政略結婚ですが、不動産王に底なしの愛で甘やかされています
 あっ。この服高かったのに……。

 状況に理解が追いつかず、口を半開きにして呆気に取られる。

「お連れさまがお客さまの飲み物になにか入れるのを拝見しました。当ホテルでこのような真似はお控えください」

 働かない頭で言われた言葉をひとつずつ噛み砕いていく。

 なにかって、なに? お連れさまは千石さんのことで、お客さまは私だよね? じゃあ当ホテルと発言したこの男性は……。

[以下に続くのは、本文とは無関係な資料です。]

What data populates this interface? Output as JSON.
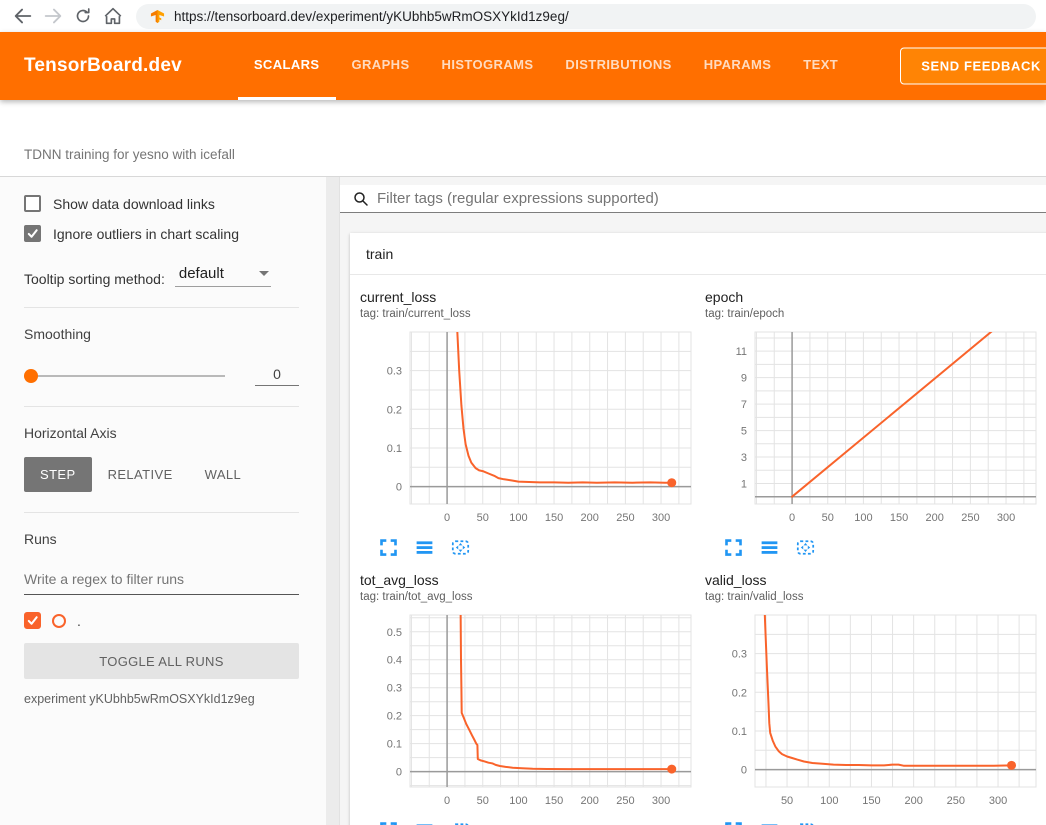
{
  "browser": {
    "url": "https://tensorboard.dev/experiment/yKUbhb5wRmOSXYkId1z9eg/",
    "icons": [
      "back-arrow-icon",
      "forward-arrow-icon",
      "reload-icon",
      "home-icon",
      "tensorboard-favicon"
    ]
  },
  "header": {
    "brand": "TensorBoard.dev",
    "tabs": [
      {
        "label": "SCALARS",
        "active": true
      },
      {
        "label": "GRAPHS",
        "active": false
      },
      {
        "label": "HISTOGRAMS",
        "active": false
      },
      {
        "label": "DISTRIBUTIONS",
        "active": false
      },
      {
        "label": "HPARAMS",
        "active": false
      },
      {
        "label": "TEXT",
        "active": false
      }
    ],
    "feedback_button": "SEND FEEDBACK"
  },
  "experiment_bar": {
    "title": "TDNN training for yesno with icefall"
  },
  "sidebar": {
    "show_download": {
      "label": "Show data download links",
      "checked": false
    },
    "ignore_outliers": {
      "label": "Ignore outliers in chart scaling",
      "checked": true
    },
    "tooltip_sorting": {
      "label": "Tooltip sorting method:",
      "value": "default"
    },
    "smoothing": {
      "label": "Smoothing",
      "value": "0"
    },
    "horizontal_axis": {
      "label": "Horizontal Axis",
      "options": [
        "STEP",
        "RELATIVE",
        "WALL"
      ],
      "selected": "STEP"
    },
    "runs": {
      "label": "Runs",
      "filter_placeholder": "Write a regex to filter runs",
      "items": [
        {
          "name": ".",
          "checked": true,
          "color": "#f9632b"
        }
      ],
      "toggle_all": "TOGGLE ALL RUNS",
      "experiment": "experiment yKUbhb5wRmOSXYkId1z9eg"
    }
  },
  "main": {
    "filter_placeholder": "Filter tags (regular expressions supported)",
    "group": "train",
    "chart_action_icons": [
      "expand-icon",
      "log-scale-icon",
      "fit-domain-icon"
    ]
  },
  "colors": {
    "header_bg": "#ff6f00",
    "run_color": "#f9632b",
    "icon_blue": "#2196f3",
    "grid": "#e3e3e3",
    "zero_axis": "#9a9a9a",
    "tick_text": "#757575"
  },
  "chart_data": [
    {
      "type": "line",
      "title": "current_loss",
      "tag": "tag: train/current_loss",
      "xlim": [
        -52,
        342
      ],
      "ylim": [
        -0.045,
        0.4
      ],
      "xticks": [
        0,
        50,
        100,
        150,
        200,
        250,
        300
      ],
      "xminor": 25,
      "yticks": [
        0,
        0.1,
        0.2,
        0.3
      ],
      "yminor": 0.05,
      "series": [
        {
          "name": ".",
          "color": "#f9632b",
          "end_dot": true,
          "points": [
            [
              13,
              0.45
            ],
            [
              17,
              0.3
            ],
            [
              20,
              0.21
            ],
            [
              23,
              0.15
            ],
            [
              26,
              0.11
            ],
            [
              30,
              0.08
            ],
            [
              34,
              0.062
            ],
            [
              40,
              0.048
            ],
            [
              45,
              0.042
            ],
            [
              50,
              0.04
            ],
            [
              58,
              0.034
            ],
            [
              66,
              0.028
            ],
            [
              72,
              0.022
            ],
            [
              80,
              0.019
            ],
            [
              90,
              0.016
            ],
            [
              100,
              0.013
            ],
            [
              115,
              0.012
            ],
            [
              130,
              0.011
            ],
            [
              150,
              0.011
            ],
            [
              170,
              0.01
            ],
            [
              190,
              0.011
            ],
            [
              210,
              0.01
            ],
            [
              235,
              0.011
            ],
            [
              260,
              0.01
            ],
            [
              285,
              0.011
            ],
            [
              305,
              0.01
            ],
            [
              315,
              0.01
            ]
          ]
        }
      ]
    },
    {
      "type": "line",
      "title": "epoch",
      "tag": "tag: train/epoch",
      "xlim": [
        -52,
        342
      ],
      "ylim": [
        -0.55,
        12.45
      ],
      "xticks": [
        0,
        50,
        100,
        150,
        200,
        250,
        300
      ],
      "xminor": 25,
      "yticks": [
        1,
        3,
        5,
        7,
        9,
        11
      ],
      "yminor": 1,
      "series": [
        {
          "name": ".",
          "color": "#f9632b",
          "end_dot": false,
          "points": [
            [
              0,
              0
            ],
            [
              315,
              14.06
            ]
          ]
        }
      ]
    },
    {
      "type": "line",
      "title": "tot_avg_loss",
      "tag": "tag: train/tot_avg_loss",
      "xlim": [
        -52,
        342
      ],
      "ylim": [
        -0.055,
        0.56
      ],
      "xticks": [
        0,
        50,
        100,
        150,
        200,
        250,
        300
      ],
      "xminor": 25,
      "yticks": [
        0,
        0.1,
        0.2,
        0.3,
        0.4,
        0.5
      ],
      "yminor": 0.05,
      "series": [
        {
          "name": ".",
          "color": "#f9632b",
          "end_dot": true,
          "points": [
            [
              19,
              0.58
            ],
            [
              19.5,
              0.4
            ],
            [
              20,
              0.3
            ],
            [
              20.5,
              0.21
            ],
            [
              23,
              0.195
            ],
            [
              27,
              0.17
            ],
            [
              31,
              0.15
            ],
            [
              35,
              0.13
            ],
            [
              38,
              0.115
            ],
            [
              41,
              0.1
            ],
            [
              42.5,
              0.095
            ],
            [
              43,
              0.045
            ],
            [
              47,
              0.04
            ],
            [
              52,
              0.037
            ],
            [
              58,
              0.032
            ],
            [
              62,
              0.03
            ],
            [
              64,
              0.029
            ],
            [
              68,
              0.024
            ],
            [
              74,
              0.02
            ],
            [
              82,
              0.017
            ],
            [
              92,
              0.014
            ],
            [
              105,
              0.012
            ],
            [
              120,
              0.01
            ],
            [
              140,
              0.0095
            ],
            [
              170,
              0.009
            ],
            [
              200,
              0.009
            ],
            [
              240,
              0.009
            ],
            [
              280,
              0.009
            ],
            [
              315,
              0.009
            ]
          ]
        }
      ]
    },
    {
      "type": "line",
      "title": "valid_loss",
      "tag": "tag: train/valid_loss",
      "xlim": [
        12,
        345
      ],
      "ylim": [
        -0.045,
        0.4
      ],
      "xticks": [
        50,
        100,
        150,
        200,
        250,
        300
      ],
      "xminor": 25,
      "yticks": [
        0,
        0.1,
        0.2,
        0.3
      ],
      "yminor": 0.05,
      "series": [
        {
          "name": ".",
          "color": "#f9632b",
          "end_dot": true,
          "points": [
            [
              22,
              0.5
            ],
            [
              24,
              0.38
            ],
            [
              26,
              0.27
            ],
            [
              28,
              0.17
            ],
            [
              29,
              0.12
            ],
            [
              30,
              0.095
            ],
            [
              33,
              0.075
            ],
            [
              36,
              0.06
            ],
            [
              40,
              0.048
            ],
            [
              44,
              0.04
            ],
            [
              50,
              0.034
            ],
            [
              56,
              0.03
            ],
            [
              62,
              0.026
            ],
            [
              70,
              0.021
            ],
            [
              80,
              0.017
            ],
            [
              92,
              0.015
            ],
            [
              105,
              0.013
            ],
            [
              120,
              0.012
            ],
            [
              135,
              0.012
            ],
            [
              150,
              0.011
            ],
            [
              165,
              0.011
            ],
            [
              175,
              0.013
            ],
            [
              182,
              0.013
            ],
            [
              188,
              0.01
            ],
            [
              200,
              0.01
            ],
            [
              220,
              0.01
            ],
            [
              245,
              0.01
            ],
            [
              270,
              0.01
            ],
            [
              295,
              0.01
            ],
            [
              316,
              0.011
            ]
          ]
        }
      ]
    }
  ]
}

 先ほど掴まれた手首を反対の手で胸元に抱え込みながら男性を見上げる。

 驚くほど背が高い。百八十センチはゆうに超しているだろう。

 陶器のような白くて艶やかな肌と、真っ直ぐに伸びた鼻梁は高貴な印象を与える。目元は切れ長の二重で、左の目尻にある黒子(ほくろ)とふっくらした涙袋が色っぽい。両唇は厚く整っていて他のパーツと同じく目を引き、サラサラな黒髪は清潔感がある。

 こんなイケメン、生身で初めて見た。

 今度は違う意味で呆けていたのだが、耳をつんざく怒号が現実に引き戻した。

「失礼だな! 変な言いがかりをつけていったいどういうつもりだ!」

 場にそぐわない大声に驚いて心臓がびくつく。

 びっくりした……。

 愛人契約を提案するくらい品のない人だとは思っていたけれど、ここまでとは。